The past, present and future of CJ Wellsmore – from ski slopes to the streets of Bangkok
CJ Wellsmore has been shredding for over two decades and is a three-time world champion. Returning to this year’s FISE World Series after recovering from multiple injuries, he is currently 3rd overall in the World Skate Roller Freestyle Park World Cup.
We get the low-down from him on how a change of scene got him into blading, and what it’s like to be one of the most seasoned pros on the circuit.
How did you get into rollerblading?
My Dad used to own a ski shop in the Snowy Mountains of Australia. I skied in the Winter X Games and was the youngest competitor when I was 11. I transferred from skiing to rollerblading back in 1996 when we moved into the city and me and my brother were given rollerblades. We just pretended to be skiing on blades down hills before we started riding at a communal skate park!
How easy was it to transfer from skiing to rollerblading?
There are many parallels between rollerblading and skiing, so the transfer was quick and easy. Freestyle skiing actually comes from blading – even the names of the tricks are the same. Skiers don’t always recognise this and I try to push them to try rollerblading. If you want to become a better skier, blade in the summertime and ride on all the mega ramps. It’s exactly the same.
How did you end up becoming a pro?
It wasn’t really a goal of mine. Initially, it was all about having fun with friends and being part of a community. Then contests and pros from around the world started coming to town; seeing what was possible on skates from a young age made me think, “I want to get good at this." I wanted to do what they were doing: flipping and spinning around, showing the endless possibilities of what you can do with your body.
Who did you look up to when you started blading?
Back in the day there were so many Australian pros and there was a strong scene there. Someone who stood out was Matt Solano – he was like the god of rollerblading! He’s 45 now but can still skate around the course like it was yesterday.
How’s the roller scene in Australia now?
It’s really taken a turn for the worse. Rollerblading has got quite a bit of flak from pop culture with skateboarding and surfing taking over – they're huge in Australia. I’ve moved away because the scene is so poor and not many people do it any more. I used to work for a skate shop out there called Skater HQ, going to schools and teaching inline skating – sometimes 30 students at a time. My move to Bangkok was to pursue freestyle skating, where more students are increasingly motivated and interested and wanting to learn tricks.
Do you think there is a good balance of styles on the current roller scene?
I love where it is right now – in such a good place with great riders from all over the world. It’s not just the big flips. I watch the competitions back and love all the new and different styles. It's fantastic to see riders like Roman Abrate and Julien Cudot doing all those big moves, Joe Atkinson doing those great lines, and other riders bringing their own flow to the scene. It makes me want to skate harder.

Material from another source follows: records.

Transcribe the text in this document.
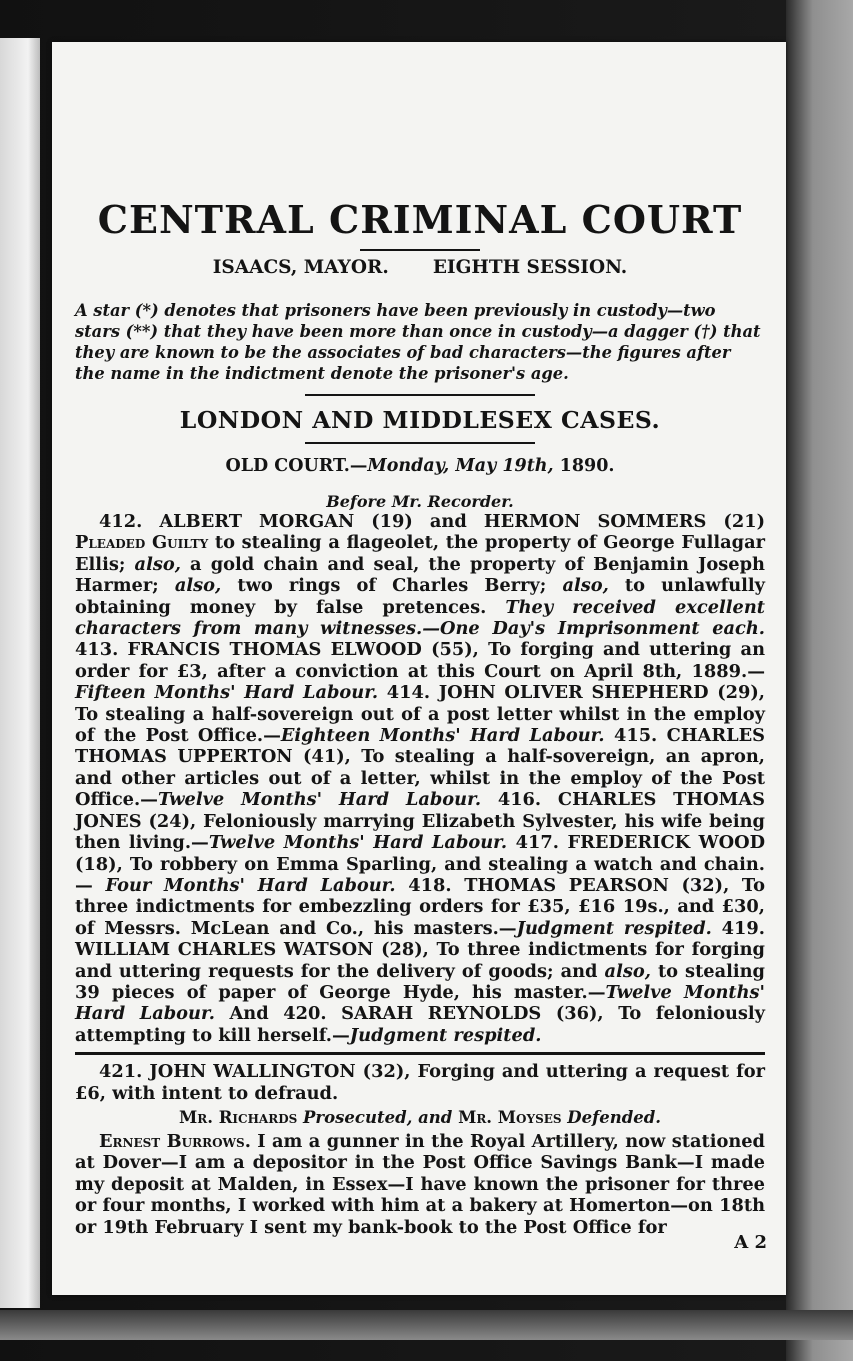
CENTRAL CRIMINAL COURT
ISAACS, MAYOR. EIGHTH SESSION.

A star (*) denotes that prisoners have been previously in custody—two stars (**) that they have been more than once in custody—a dagger (†) that they are known to be the associates of bad characters—the figures after the name in the indictment denote the prisoner's age.

LONDON AND MIDDLESEX CASES.
OLD COURT.—Monday, May 19th, 1890.
Before Mr. Recorder.

412. ALBERT MORGAN (19) and HERMON SOMMERS (21) Pleaded Guilty to stealing a flageolet, the property of George Fullagar Ellis; also, a gold chain and seal, the property of Benjamin Joseph Harmer; also, two rings of Charles Berry; also, to unlawfully obtaining money by false pretences. They received excellent characters from many witnesses.—One Day's Imprisonment each. 413. FRANCIS THOMAS ELWOOD (55), To forging and uttering an order for £3, after a conviction at this Court on April 8th, 1889.—Fifteen Months' Hard Labour. 414. JOHN OLIVER SHEPHERD (29), To stealing a half-sovereign out of a post letter whilst in the employ of the Post Office.—Eighteen Months' Hard Labour. 415. CHARLES THOMAS UPPERTON (41), To stealing a half-sovereign, an apron, and other articles out of a letter, whilst in the employ of the Post Office.—Twelve Months' Hard Labour. 416. CHARLES THOMAS JONES (24), Feloniously marrying Elizabeth Sylvester, his wife being then living.—Twelve Months' Hard Labour. 417. FREDERICK WOOD (18), To robbery on Emma Sparling, and stealing a watch and chain. — Four Months' Hard Labour. 418. THOMAS PEARSON (32), To three indictments for embezzling orders for £35, £16 19s., and £30, of Messrs. McLean and Co., his masters.—Judgment respited. 419. WILLIAM CHARLES WATSON (28), To three indictments for forging and uttering requests for the delivery of goods; and also, to stealing 39 pieces of paper of George Hyde, his master.—Twelve Months' Hard Labour. And 420. SARAH REYNOLDS (36), To feloniously attempting to kill herself.—Judgment respited.

421. JOHN WALLINGTON (32), Forging and uttering a request for £6, with intent to defraud.

Mr. Richards Prosecuted, and Mr. Moyses Defended.

Ernest Burrows. I am a gunner in the Royal Artillery, now stationed at Dover—I am a depositor in the Post Office Savings Bank—I made my deposit at Malden, in Essex—I have known the prisoner for three or four months, I worked with him at a bakery at Homerton—on 18th or 19th February I sent my bank-book to the Post Office for

A 2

You’ve been on the scene for a while – do you see yourself as an advisor to others riders on the circuit?
A lot of the kids in France just want to do flips and we chat about my style and how I do certain tricks. There is no right way to skate. Generally people seem more confident doing flips than grinds, but it’s nice to show that you can do whatever you want and give them the guidance to do that.
What does the future hold for you? Will you still be working within the sport?
I’ve been skating for about 22 years now – I don’t even know! My passion for the sport is as strong as it has ever been. I’ll keep pushing to keep the sport alive and sharing the knowledge I have. I just want to bring rollerblading to the masses and get kids trying it out, motivating them to be more active and outdoors, rather than lazy and staring at a computer. I love how FISE is getting kids to witness rollerblading and how it's being shown to the masses – I’m really grateful to be part of it and watch the sport grow. It’s undeniably cool!
What advice would you give to young riders?
A lot of kids these days – if they can’t do something straight away, they’ll lose motivation and move on to something they can do immediately. This isn’t how it should be. Anything worth doing takes a little practice and soon you’ll rake in the benefits. It might take a few months to get moving properly on skates, but a little more patience and persistence could open up so many doors for you and you’ll start to see the benefits.